Attention has already been drawn to the fact that every perceptible object can be described in two different ways, namely (1) by the parts it consists of -- as such it is conceived of as a whole of component parts -- and (2) by what it looks like, what it does, how it relates to other objects, how it is changing or not, and so forth. The latter thing is done by mentioning the object's inherent characteristics, its actions, its relations, and its changes or lack thereof. All these latter elements of the object, whether 'essential' or accidental, are attributes and relations, that is, predicates, of the thing in question in a broad, but strict sense. By speaking of these elements the object is conceived of as something which has a collection of attributes, and a number of relations with other objects. But while every object presents itself in this view as a whole of component parts and/or by the attributes it has, the parts themselves are in their turn also presented by their parts and the attributes (and relations) they have. This pattern can be pursued until those objects emerge which cannot be described by mentioning their parts any longer, but only by referring to their attributes (so far as the internal elements are concerned). We are assuming, then, that there is an end to this process of dissection -- an assumption necessary to arrive at the basic elements of this ontological system: the attributes.

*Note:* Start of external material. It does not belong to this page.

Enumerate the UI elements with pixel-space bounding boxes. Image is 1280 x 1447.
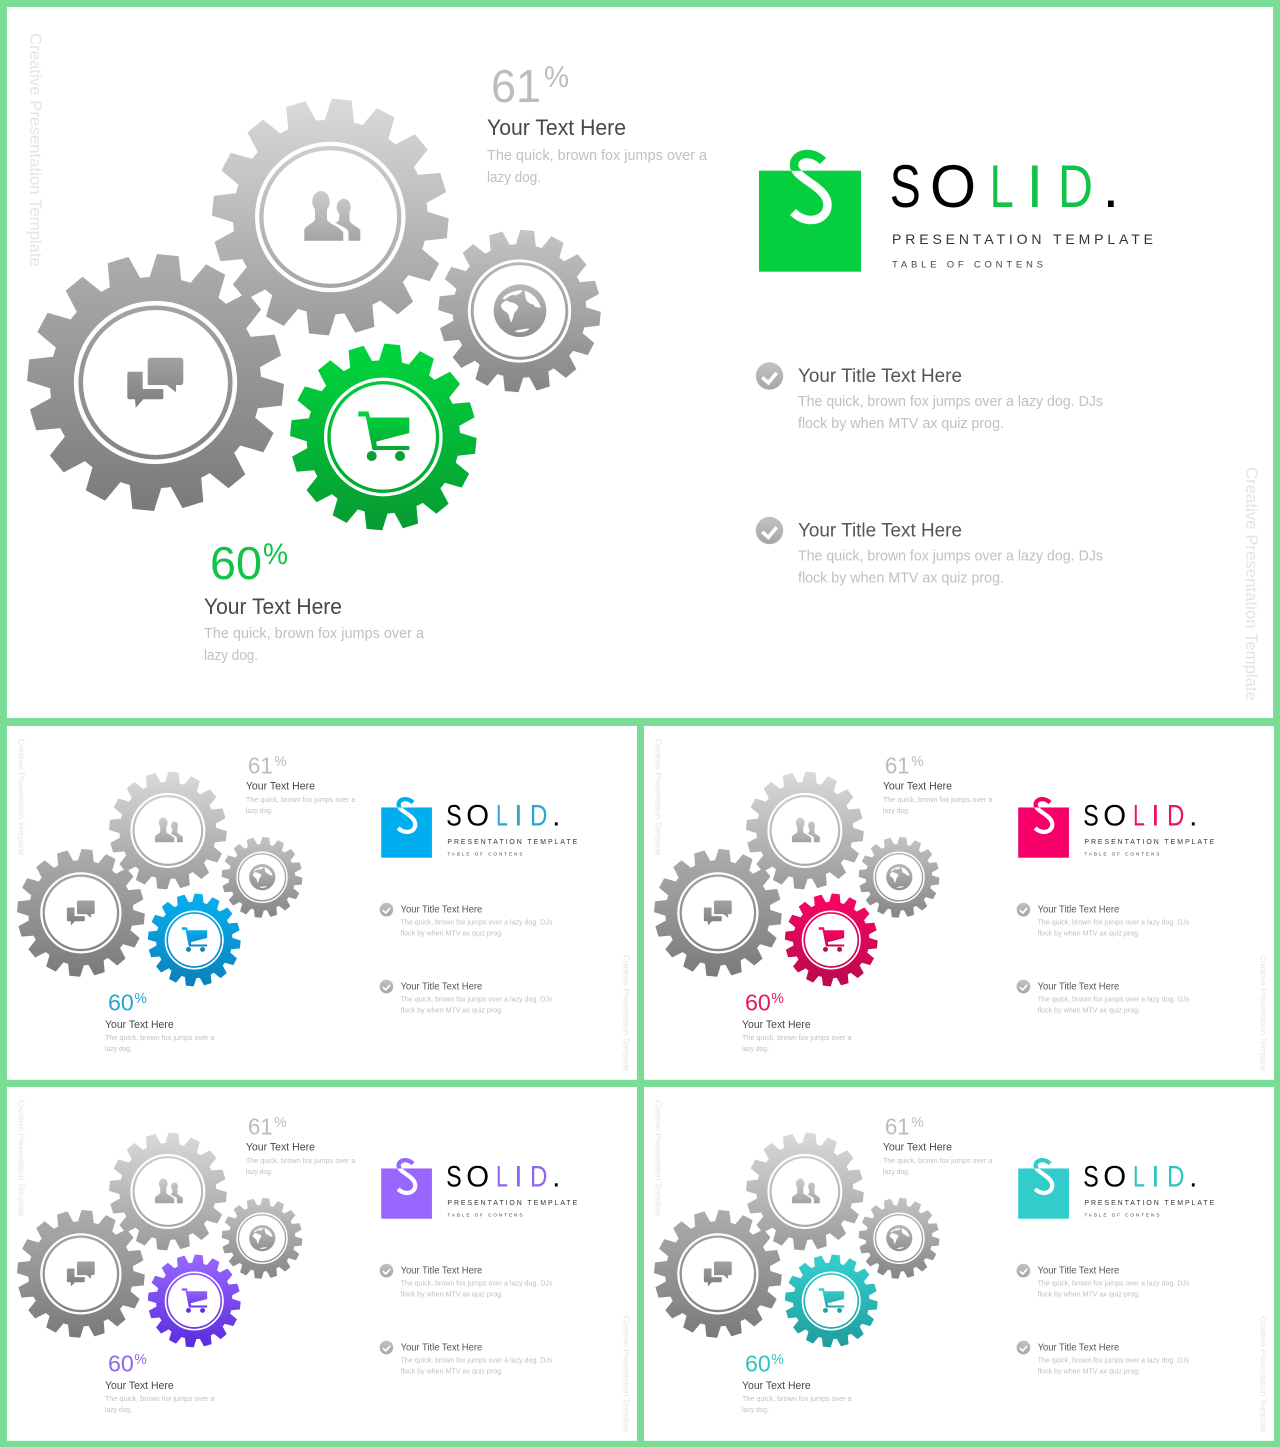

On this construction every object is a more or less complex system of attributes, a structure of which the 'materials' (the minimal basic units) are the attributes. (Relations exist between things and are in this domain of discourse no material of any of the discrete things they relate to each other.) Altho an attribute is a nonphysical entity -- and therefore our system not physicalistic -- it need not be a phenomenal entity either. It may be or cause single phenomenal colors, sounds, tactual sensations, and so on, but it may also be a mental or other nonphenomenal (and nonphysical) entity. Insofar as our system is phenomenalistic, however, it is also realistic (in a nonparticularist sense).